You’ve taken the plunge. You’ve had “The Talk.” You’ve identified the documents your parents need to put in place. Now you need some legal help to make it happen. If you don’t already have an attorney well versed in these issues, how do you find one? It’s not a simple as opening up the yellow pages. You’ll need to ask a lot of questions.
Ask for Recommendations
Ask your friends. Ask your co-workers. Ask other lawyers. Even ask your parent’s doctors—especially if they see a gerontologist. Be sure to ask not only why they like the person, but what they don’t like about them.
Ask for Facts
When you first call an attorney’s office, you will usually speak only to a secretary, receptionist, or office manager during the initial call. But no matter who you talk to, they should be able to answer some basic questions, that may determine whether you want to move on to an appointment.
- How long has the attorney been in practice?
- Are they licensed in eldercare or Trust & Estate Law?
- How long have they practiced in this field specifically?

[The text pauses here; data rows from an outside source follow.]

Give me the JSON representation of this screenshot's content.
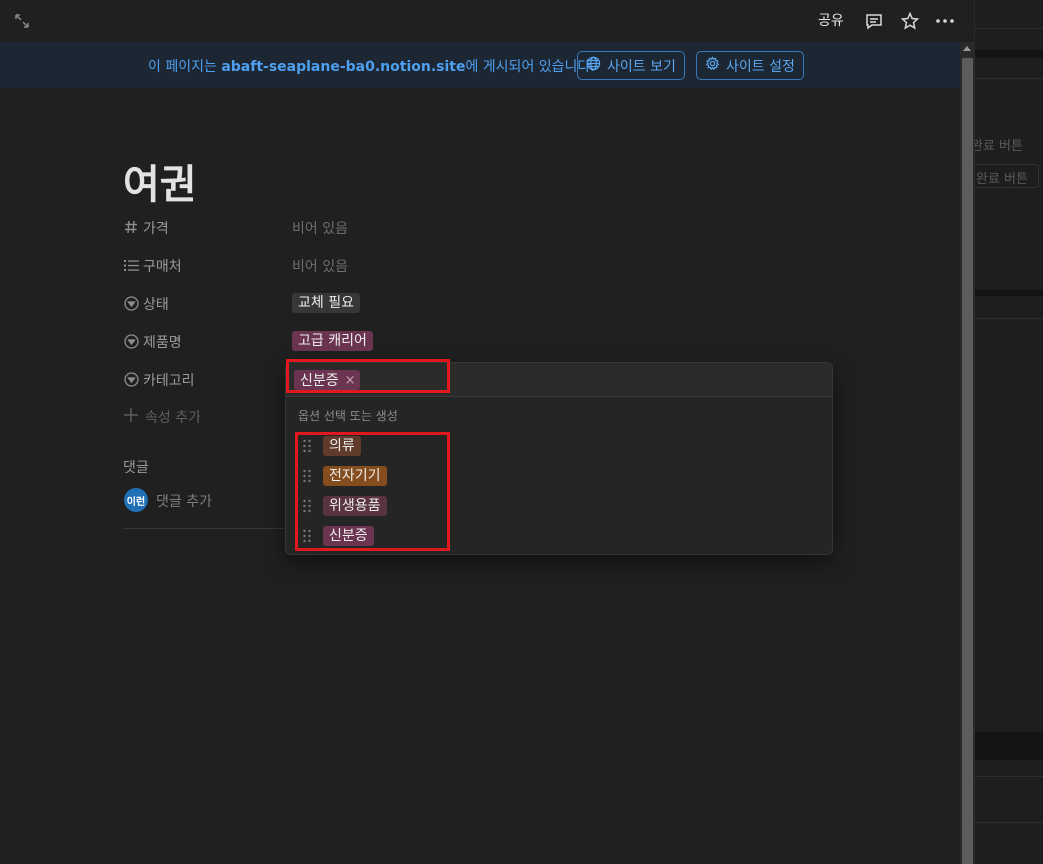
{
  "background_app": {
    "text_1": "완료 버튼",
    "text_2": "완료 버튼"
  },
  "topbar": {
    "share_label": "공유",
    "icons": [
      "expand-icon",
      "comment-icon",
      "star-icon",
      "more-icon"
    ]
  },
  "banner": {
    "text_prefix": "이 페이지는 ",
    "site": "abaft-seaplane-ba0.notion.site",
    "text_suffix": "에 게시되어 있습니다.",
    "view_site_label": "사이트 보기",
    "site_settings_label": "사이트 설정"
  },
  "page": {
    "title": "여권",
    "properties": [
      {
        "icon": "number-icon",
        "label": "가격",
        "value": "비어 있음"
      },
      {
        "icon": "list-icon",
        "label": "구매처",
        "value": "비어 있음"
      },
      {
        "icon": "select-icon",
        "label": "상태",
        "tag": "교체 필요",
        "tag_color": "#373737"
      },
      {
        "icon": "select-icon",
        "label": "제품명",
        "tag": "고급 캐리어",
        "tag_color": "#6b3551"
      },
      {
        "icon": "select-icon",
        "label": "카테고리"
      }
    ],
    "add_property_label": "속성 추가",
    "comments_heading": "댓글",
    "avatar_initials": "이런",
    "add_comment_label": "댓글 추가"
  },
  "dropdown": {
    "selected": {
      "label": "신분증",
      "color": "#6b3551",
      "remove": "×"
    },
    "hint": "옵션 선택 또는 생성",
    "options": [
      {
        "label": "의류",
        "color": "#603b2c"
      },
      {
        "label": "전자기기",
        "color": "#854c1d"
      },
      {
        "label": "위생용품",
        "color": "#5a3341"
      },
      {
        "label": "신분증",
        "color": "#6b3551"
      }
    ]
  },
  "colors": {
    "highlight": "#e0191f",
    "banner_link": "#4d9ff0"
  }
}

- What percentage of their practice is devoted to this area of the law?
- Is there a fee for the first consultation and, if so, how much is it?
- What should you bring with you to the initial consultation?
Ask for Advice
You (and your parents) will be able to tell a lot just by how comfortable the attorney makes you feel. Do they listen to your concerns? Do they ask questions? Do they answer your questions? Or are they already thinking about their next client? In my view, it doesn’t matter how technically proficient someone is if you feel like a number, not a person. And let’s not forget money. Any reputable attorney should be able to give you a close estimate of how much the process will cost. You need to be comfortable with that number; there is literally no point in having a lawyer you don’t call because it is too expensive.